Similarly, when we lay down a new hiking route through a wild place, we must consider carefully the impact that that route has on the local population. One person trespassing on private land may not pose a significant problem, but what happens when that one person becomes ten, or a hundred? What happens to lower-income locals when many (generally well-educated and affluent) outdoorsy people move to Moab, Bend, or Bozeman, causing costs-of-living to spike? What happens when a well-meaning hiker posts a friendly local's email address on the internet, and soon that person is inundated with requests from strangers?
2) We must take deliberate action to keep some places truly wild. It's no coincidence that the world's first National Park (Yellowstone, in 1872) was established during the opening of the West.

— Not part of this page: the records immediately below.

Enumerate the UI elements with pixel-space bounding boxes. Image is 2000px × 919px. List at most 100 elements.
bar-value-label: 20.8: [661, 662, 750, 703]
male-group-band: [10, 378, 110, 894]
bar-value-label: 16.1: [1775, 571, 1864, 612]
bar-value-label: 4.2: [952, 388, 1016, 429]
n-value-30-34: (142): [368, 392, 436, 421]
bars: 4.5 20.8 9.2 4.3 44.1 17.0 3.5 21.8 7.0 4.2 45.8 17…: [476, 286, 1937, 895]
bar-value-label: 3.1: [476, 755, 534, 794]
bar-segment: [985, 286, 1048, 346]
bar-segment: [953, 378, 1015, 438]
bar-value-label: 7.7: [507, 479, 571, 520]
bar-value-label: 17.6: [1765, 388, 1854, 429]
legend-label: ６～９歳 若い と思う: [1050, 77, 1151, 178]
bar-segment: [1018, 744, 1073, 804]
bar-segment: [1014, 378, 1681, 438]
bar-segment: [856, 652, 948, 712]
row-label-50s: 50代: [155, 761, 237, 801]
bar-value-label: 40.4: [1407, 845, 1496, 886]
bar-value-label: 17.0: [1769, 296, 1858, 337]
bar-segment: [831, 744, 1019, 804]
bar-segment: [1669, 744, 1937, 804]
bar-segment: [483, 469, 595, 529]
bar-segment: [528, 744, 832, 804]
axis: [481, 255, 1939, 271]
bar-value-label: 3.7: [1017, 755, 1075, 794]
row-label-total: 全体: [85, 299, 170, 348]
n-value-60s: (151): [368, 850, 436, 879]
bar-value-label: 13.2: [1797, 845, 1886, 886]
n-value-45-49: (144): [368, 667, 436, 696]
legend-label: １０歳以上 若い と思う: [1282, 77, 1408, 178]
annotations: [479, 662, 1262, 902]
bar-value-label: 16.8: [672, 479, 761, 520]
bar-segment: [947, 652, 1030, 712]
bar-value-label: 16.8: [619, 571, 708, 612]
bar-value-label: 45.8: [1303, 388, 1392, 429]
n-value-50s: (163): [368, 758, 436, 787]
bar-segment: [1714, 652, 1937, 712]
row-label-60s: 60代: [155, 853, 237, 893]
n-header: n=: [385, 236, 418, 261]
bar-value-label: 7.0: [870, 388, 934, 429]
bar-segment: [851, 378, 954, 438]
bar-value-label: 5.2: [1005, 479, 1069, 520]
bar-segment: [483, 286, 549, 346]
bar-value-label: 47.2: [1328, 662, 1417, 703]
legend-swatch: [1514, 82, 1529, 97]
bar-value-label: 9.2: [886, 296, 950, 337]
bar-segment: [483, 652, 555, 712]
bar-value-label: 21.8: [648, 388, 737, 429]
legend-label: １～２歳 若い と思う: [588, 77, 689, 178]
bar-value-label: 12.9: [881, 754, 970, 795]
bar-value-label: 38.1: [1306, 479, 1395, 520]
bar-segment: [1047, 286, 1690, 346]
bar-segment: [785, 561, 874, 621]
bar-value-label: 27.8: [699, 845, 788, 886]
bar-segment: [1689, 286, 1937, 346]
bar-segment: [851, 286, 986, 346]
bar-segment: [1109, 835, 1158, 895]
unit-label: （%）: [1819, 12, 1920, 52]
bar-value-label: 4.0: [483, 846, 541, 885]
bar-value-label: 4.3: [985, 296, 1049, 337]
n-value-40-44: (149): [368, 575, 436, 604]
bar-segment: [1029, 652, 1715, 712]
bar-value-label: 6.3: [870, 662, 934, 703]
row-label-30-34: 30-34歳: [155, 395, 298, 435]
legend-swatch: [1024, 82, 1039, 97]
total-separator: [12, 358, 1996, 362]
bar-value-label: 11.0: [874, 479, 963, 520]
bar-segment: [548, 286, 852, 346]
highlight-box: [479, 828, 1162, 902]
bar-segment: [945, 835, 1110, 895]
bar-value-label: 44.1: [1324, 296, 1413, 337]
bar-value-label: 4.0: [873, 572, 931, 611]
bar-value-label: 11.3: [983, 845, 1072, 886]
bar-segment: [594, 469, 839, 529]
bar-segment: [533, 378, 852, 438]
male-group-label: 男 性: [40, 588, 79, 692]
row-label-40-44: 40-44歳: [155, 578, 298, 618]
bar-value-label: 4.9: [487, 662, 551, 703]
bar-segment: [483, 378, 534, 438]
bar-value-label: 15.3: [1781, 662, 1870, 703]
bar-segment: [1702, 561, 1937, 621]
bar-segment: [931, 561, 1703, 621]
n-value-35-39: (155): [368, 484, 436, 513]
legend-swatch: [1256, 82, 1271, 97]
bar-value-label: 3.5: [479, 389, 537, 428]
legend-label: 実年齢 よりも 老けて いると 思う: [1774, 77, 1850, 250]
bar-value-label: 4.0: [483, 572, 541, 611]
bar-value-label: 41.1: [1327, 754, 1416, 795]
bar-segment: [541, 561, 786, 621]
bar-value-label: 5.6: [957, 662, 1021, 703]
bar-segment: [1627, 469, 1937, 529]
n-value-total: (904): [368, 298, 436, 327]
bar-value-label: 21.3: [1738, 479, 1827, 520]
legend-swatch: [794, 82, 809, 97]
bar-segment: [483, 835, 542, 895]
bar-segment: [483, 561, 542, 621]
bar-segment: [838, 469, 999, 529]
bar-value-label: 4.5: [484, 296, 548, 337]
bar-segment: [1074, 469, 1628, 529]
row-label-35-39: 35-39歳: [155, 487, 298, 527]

And, had we not acted during that time, our national treasures - places like Yosemite and Sequoia - likely would have been courdoned off, dammed, or developed. The short-sighted folks of that era would have deprived future generations of the opportunity to experience these amazing places.
Similarly, we must carefully consider whether or not to published a route - to make available a planning guide, map set, and GPX file. Does my route in this very wild place deprive future hikers of the opportunity to create their own route through largely uncharted territory? Am I killing their sense of exploration? I got a taste of this with the aforementioned Beartooths route. In the middle of the planning process, I posted it online to get feedback from people who knew the area better than I did. Lo and behold, the incomparable Cam "Swami" Honan, who was also planning a Beartooths trip, found my maps online and used them as a basis for his own adventure. This is of course fine (Swami is extremely conscientious and I trust him to treat our public lands with respect), but I do worry that my maps deprived him of the satisfaction of planning and executing a route through virgin territory.
I have mapped some routes through truly amazing places - routes that I will never make public. It's not because others shouldn't visit those places. It's so when they do visit those places, they'll have that same amazing sense of discovery that I did.
The purveyors of the Manifest Destiny concept got one thing right - expansion is seeming inevitable. To fight the trend of new backpacking routes would be a fool's errand. Information wants to be free. And frankly, I appreciate the proliferation of backpacking routes, and of the tools necessary to make them. But now, more than ever, it's important to be thoughtful with how we go about the task.